French oil group Total today reported a 3% fall in underlying profit to €12.203 billion, blaming weakness of the dollar. The net adjusted figure excludes exceptional items. The full net figure rose by 12% to €13.181 billion.
Total, the fourth-biggest oil group in the world alongside US group Chevron, said that its net adjusted profit figure for 2007 had been set back by weakness of the dollar against the euro.
Total's CEO Christophe de Margerie said the company was examining investment projects on the basis of an oil price of $80 a barrel. This was 'closer to reality' than the price of $60 which remained the company's reference point in the long term, he said. The price of oil is currently about $90 a barrel.
The CEO also said that there was a 'crisis' in the US economy and that growth in Europe might be affected, but that this would have only a 'minor impact' on the group's performance.

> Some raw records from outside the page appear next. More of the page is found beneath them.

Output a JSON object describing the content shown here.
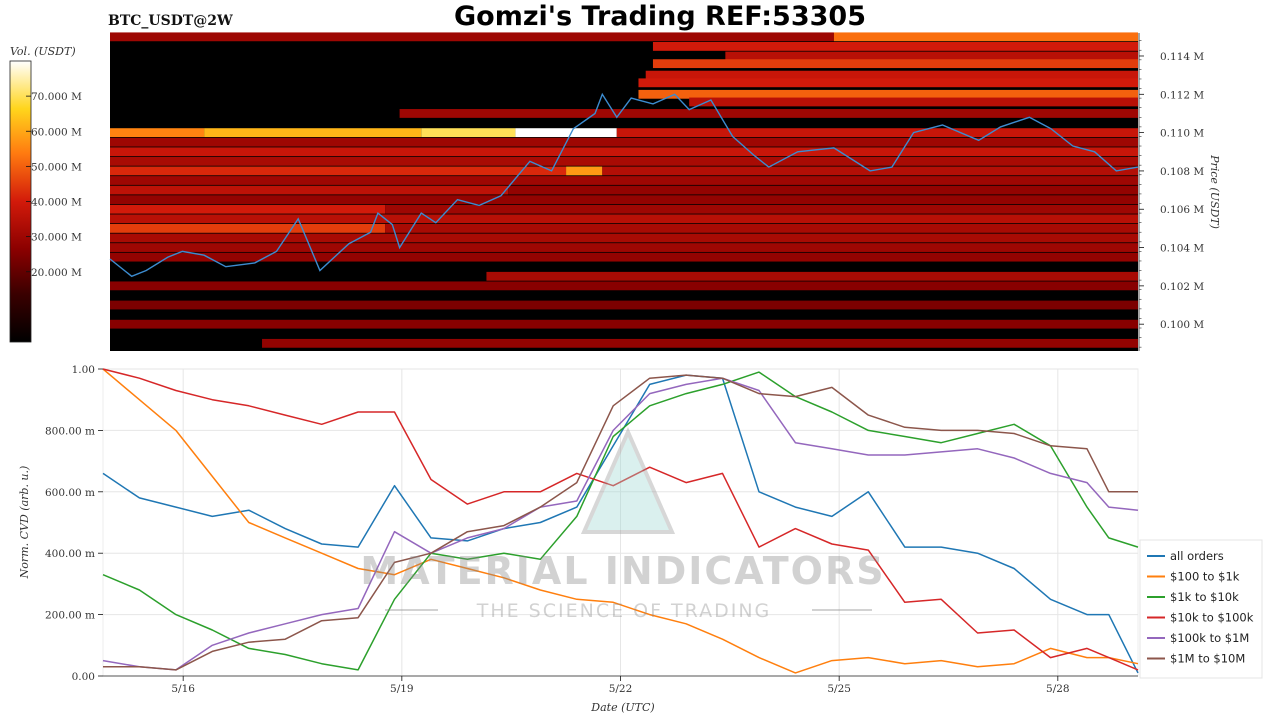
{
  "header": {
    "symbol": "BTC_USDT@2W",
    "title": "Gomzi's Trading REF:53305"
  },
  "watermark": {
    "brand": "MATERIAL INDICATORS",
    "tagline": "THE SCIENCE OF TRADING"
  },
  "chart_data": [
    {
      "type": "heatmap",
      "colorbar": {
        "label": "Vol. (USDT)",
        "ticks": [
          "20.000 M",
          "30.000 M",
          "40.000 M",
          "50.000 M",
          "60.000 M",
          "70.000 M"
        ],
        "tick_values": [
          20,
          30,
          40,
          50,
          60,
          70
        ],
        "range": [
          0,
          80
        ],
        "colormap": [
          "#000000",
          "#3a0000",
          "#8b0000",
          "#d21a0a",
          "#ff7a10",
          "#ffd51c",
          "#ffffff"
        ]
      },
      "ylabel": "Price (USDT)",
      "yticks": [
        "0.100 M",
        "0.102 M",
        "0.104 M",
        "0.106 M",
        "0.108 M",
        "0.110 M",
        "0.112 M",
        "0.114 M"
      ],
      "ytick_values": [
        0.1,
        0.102,
        0.104,
        0.106,
        0.108,
        0.11,
        0.112,
        0.114
      ],
      "ylim": [
        0.0986,
        0.1152
      ],
      "xlim": [
        0,
        14.2
      ],
      "levels": [
        {
          "p": 0.115,
          "v": [
            [
              0,
              10,
              30
            ],
            [
              10,
              14.2,
              52
            ]
          ]
        },
        {
          "p": 0.1145,
          "v": [
            [
              7.5,
              14.2,
              40
            ]
          ]
        },
        {
          "p": 0.114,
          "v": [
            [
              8.5,
              14.2,
              35
            ]
          ]
        },
        {
          "p": 0.1136,
          "v": [
            [
              7.5,
              14.2,
              45
            ]
          ]
        },
        {
          "p": 0.113,
          "v": [
            [
              7.4,
              14.2,
              38
            ]
          ]
        },
        {
          "p": 0.1126,
          "v": [
            [
              7.3,
              14.2,
              40
            ]
          ]
        },
        {
          "p": 0.112,
          "v": [
            [
              7.3,
              14.2,
              50
            ]
          ]
        },
        {
          "p": 0.1116,
          "v": [
            [
              8.0,
              14.2,
              35
            ]
          ]
        },
        {
          "p": 0.111,
          "v": [
            [
              4.0,
              14.2,
              30
            ]
          ]
        },
        {
          "p": 0.11,
          "v": [
            [
              0,
              1.3,
              55
            ],
            [
              1.3,
              4.3,
              62
            ],
            [
              4.3,
              5.6,
              70
            ],
            [
              5.6,
              7.0,
              80
            ],
            [
              7.0,
              14.2,
              38
            ]
          ]
        },
        {
          "p": 0.1095,
          "v": [
            [
              0,
              14.2,
              30
            ]
          ]
        },
        {
          "p": 0.109,
          "v": [
            [
              0,
              14.2,
              38
            ]
          ]
        },
        {
          "p": 0.1085,
          "v": [
            [
              0,
              14.2,
              32
            ]
          ]
        },
        {
          "p": 0.108,
          "v": [
            [
              0,
              6.3,
              42
            ],
            [
              6.3,
              6.8,
              58
            ],
            [
              6.8,
              14.2,
              34
            ]
          ]
        },
        {
          "p": 0.1075,
          "v": [
            [
              0,
              14.2,
              30
            ]
          ]
        },
        {
          "p": 0.107,
          "v": [
            [
              0,
              5.5,
              36
            ],
            [
              5.5,
              14.2,
              28
            ]
          ]
        },
        {
          "p": 0.1065,
          "v": [
            [
              0,
              14.2,
              28
            ]
          ]
        },
        {
          "p": 0.106,
          "v": [
            [
              0,
              3.8,
              40
            ],
            [
              3.8,
              14.2,
              30
            ]
          ]
        },
        {
          "p": 0.1055,
          "v": [
            [
              0,
              14.2,
              35
            ]
          ]
        },
        {
          "p": 0.105,
          "v": [
            [
              0,
              3.8,
              45
            ],
            [
              3.8,
              14.2,
              32
            ]
          ]
        },
        {
          "p": 0.1045,
          "v": [
            [
              0,
              14.2,
              32
            ]
          ]
        },
        {
          "p": 0.104,
          "v": [
            [
              0,
              14.2,
              30
            ]
          ]
        },
        {
          "p": 0.1035,
          "v": [
            [
              0,
              14.2,
              28
            ]
          ]
        },
        {
          "p": 0.1025,
          "v": [
            [
              5.2,
              14.2,
              32
            ]
          ]
        },
        {
          "p": 0.102,
          "v": [
            [
              0,
              14.2,
              26
            ]
          ]
        },
        {
          "p": 0.101,
          "v": [
            [
              0,
              14.2,
              24
            ]
          ]
        },
        {
          "p": 0.1,
          "v": [
            [
              0,
              14.2,
              26
            ]
          ]
        },
        {
          "p": 0.099,
          "v": [
            [
              2.1,
              14.2,
              28
            ]
          ]
        }
      ],
      "price": {
        "t": [
          0,
          0.3,
          0.5,
          0.8,
          1.0,
          1.3,
          1.6,
          2.0,
          2.3,
          2.6,
          2.9,
          3.3,
          3.6,
          3.7,
          3.9,
          4.0,
          4.3,
          4.5,
          4.8,
          5.1,
          5.4,
          5.8,
          6.1,
          6.4,
          6.7,
          6.8,
          7.0,
          7.2,
          7.5,
          7.8,
          8.0,
          8.3,
          8.6,
          8.9,
          9.1,
          9.5,
          10.0,
          10.5,
          10.8,
          11.1,
          11.5,
          12.0,
          12.3,
          12.7,
          13.0,
          13.3,
          13.6,
          13.9,
          14.2
        ],
        "v": [
          0.1034,
          0.1025,
          0.1028,
          0.1035,
          0.1038,
          0.1036,
          0.103,
          0.1032,
          0.1038,
          0.1055,
          0.1028,
          0.1042,
          0.1048,
          0.1058,
          0.1052,
          0.104,
          0.1058,
          0.1053,
          0.1065,
          0.1062,
          0.1067,
          0.1085,
          0.108,
          0.1102,
          0.111,
          0.112,
          0.1108,
          0.1118,
          0.1115,
          0.112,
          0.1112,
          0.1117,
          0.1098,
          0.1088,
          0.1082,
          0.109,
          0.1092,
          0.108,
          0.1082,
          0.11,
          0.1104,
          0.1096,
          0.1103,
          0.1108,
          0.1102,
          0.1093,
          0.109,
          0.108,
          0.1082
        ]
      }
    },
    {
      "type": "line",
      "xlabel": "Date (UTC)",
      "ylabel": "Norm. CVD (arb. u.)",
      "xticks": [
        "5/16",
        "5/19",
        "5/22",
        "5/25",
        "5/28"
      ],
      "xtick_values": [
        1.1,
        4.1,
        7.1,
        10.1,
        13.1
      ],
      "xlim": [
        0,
        14.2
      ],
      "yticks": [
        "0.00",
        "200.00 m",
        "400.00 m",
        "600.00 m",
        "800.00 m",
        "1.00"
      ],
      "ytick_values": [
        0,
        0.2,
        0.4,
        0.6,
        0.8,
        1.0
      ],
      "ylim": [
        0,
        1
      ],
      "grid": true,
      "legend_position": "right",
      "x": [
        0,
        0.5,
        1.0,
        1.5,
        2.0,
        2.5,
        3.0,
        3.5,
        4.0,
        4.5,
        5.0,
        5.5,
        6.0,
        6.5,
        7.0,
        7.5,
        8.0,
        8.5,
        9.0,
        9.5,
        10.0,
        10.5,
        11.0,
        11.5,
        12.0,
        12.5,
        13.0,
        13.5,
        13.8,
        14.2
      ],
      "series": [
        {
          "name": "all orders",
          "color": "#1f77b4",
          "values": [
            0.66,
            0.58,
            0.55,
            0.52,
            0.54,
            0.48,
            0.43,
            0.42,
            0.62,
            0.45,
            0.44,
            0.48,
            0.5,
            0.55,
            0.75,
            0.95,
            0.98,
            0.97,
            0.6,
            0.55,
            0.52,
            0.6,
            0.42,
            0.42,
            0.4,
            0.35,
            0.25,
            0.2,
            0.2,
            0.01
          ]
        },
        {
          "name": "$100 to $1k",
          "color": "#ff7f0e",
          "values": [
            1.0,
            0.9,
            0.8,
            0.65,
            0.5,
            0.45,
            0.4,
            0.35,
            0.33,
            0.38,
            0.35,
            0.32,
            0.28,
            0.25,
            0.24,
            0.2,
            0.17,
            0.12,
            0.06,
            0.01,
            0.05,
            0.06,
            0.04,
            0.05,
            0.03,
            0.04,
            0.09,
            0.06,
            0.06,
            0.04
          ]
        },
        {
          "name": "$1k to $10k",
          "color": "#2ca02c",
          "values": [
            0.33,
            0.28,
            0.2,
            0.15,
            0.09,
            0.07,
            0.04,
            0.02,
            0.25,
            0.4,
            0.38,
            0.4,
            0.38,
            0.52,
            0.78,
            0.88,
            0.92,
            0.95,
            0.99,
            0.91,
            0.86,
            0.8,
            0.78,
            0.76,
            0.79,
            0.82,
            0.75,
            0.55,
            0.45,
            0.42
          ]
        },
        {
          "name": "$10k to $100k",
          "color": "#d62728",
          "values": [
            1.0,
            0.97,
            0.93,
            0.9,
            0.88,
            0.85,
            0.82,
            0.86,
            0.86,
            0.64,
            0.56,
            0.6,
            0.6,
            0.66,
            0.62,
            0.68,
            0.63,
            0.66,
            0.42,
            0.48,
            0.43,
            0.41,
            0.24,
            0.25,
            0.14,
            0.15,
            0.06,
            0.09,
            0.06,
            0.02
          ]
        },
        {
          "name": "$100k to $1M",
          "color": "#9467bd",
          "values": [
            0.05,
            0.03,
            0.02,
            0.1,
            0.14,
            0.17,
            0.2,
            0.22,
            0.47,
            0.4,
            0.45,
            0.48,
            0.55,
            0.57,
            0.8,
            0.92,
            0.95,
            0.97,
            0.93,
            0.76,
            0.74,
            0.72,
            0.72,
            0.73,
            0.74,
            0.71,
            0.66,
            0.63,
            0.55,
            0.54
          ]
        },
        {
          "name": "$1M to $10M",
          "color": "#8c564b",
          "values": [
            0.03,
            0.03,
            0.02,
            0.08,
            0.11,
            0.12,
            0.18,
            0.19,
            0.37,
            0.4,
            0.47,
            0.49,
            0.55,
            0.63,
            0.88,
            0.97,
            0.98,
            0.97,
            0.92,
            0.91,
            0.94,
            0.85,
            0.81,
            0.8,
            0.8,
            0.79,
            0.75,
            0.74,
            0.6,
            0.6
          ]
        }
      ]
    }
  ]
}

In contrast to other oil majors that have experienced production falls, Total reported that output had risen by 1.5% to 2.391 billion barrels of oil equivalent per day in 2007 compared with the figure for 2006. In that year net adjusted profit had reached a record high point.

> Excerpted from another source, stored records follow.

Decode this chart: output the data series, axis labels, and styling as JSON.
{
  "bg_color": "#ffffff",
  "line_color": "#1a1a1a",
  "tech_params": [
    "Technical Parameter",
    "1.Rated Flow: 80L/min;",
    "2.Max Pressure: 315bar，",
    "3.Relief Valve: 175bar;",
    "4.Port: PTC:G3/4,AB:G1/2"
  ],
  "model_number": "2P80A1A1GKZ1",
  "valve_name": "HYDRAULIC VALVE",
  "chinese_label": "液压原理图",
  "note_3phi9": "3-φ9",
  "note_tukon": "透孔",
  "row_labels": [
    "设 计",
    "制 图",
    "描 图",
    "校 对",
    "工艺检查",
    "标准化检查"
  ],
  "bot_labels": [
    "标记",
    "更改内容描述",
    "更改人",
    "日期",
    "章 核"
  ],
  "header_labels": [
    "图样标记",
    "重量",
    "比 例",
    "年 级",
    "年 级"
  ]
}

Production should show further 'significant growth' in 2008, even if the price of oil fell to $80 a barrel, the company said.
The group's proved reserves, a key measure of the value of an oil company, had fallen by 6% to 10.449 billion barrels of oil equivalent which, the group said, was equivalent to 12 years of production. Proved and probable reserves together amounted to 20 billion barrels or more than 20 years of output.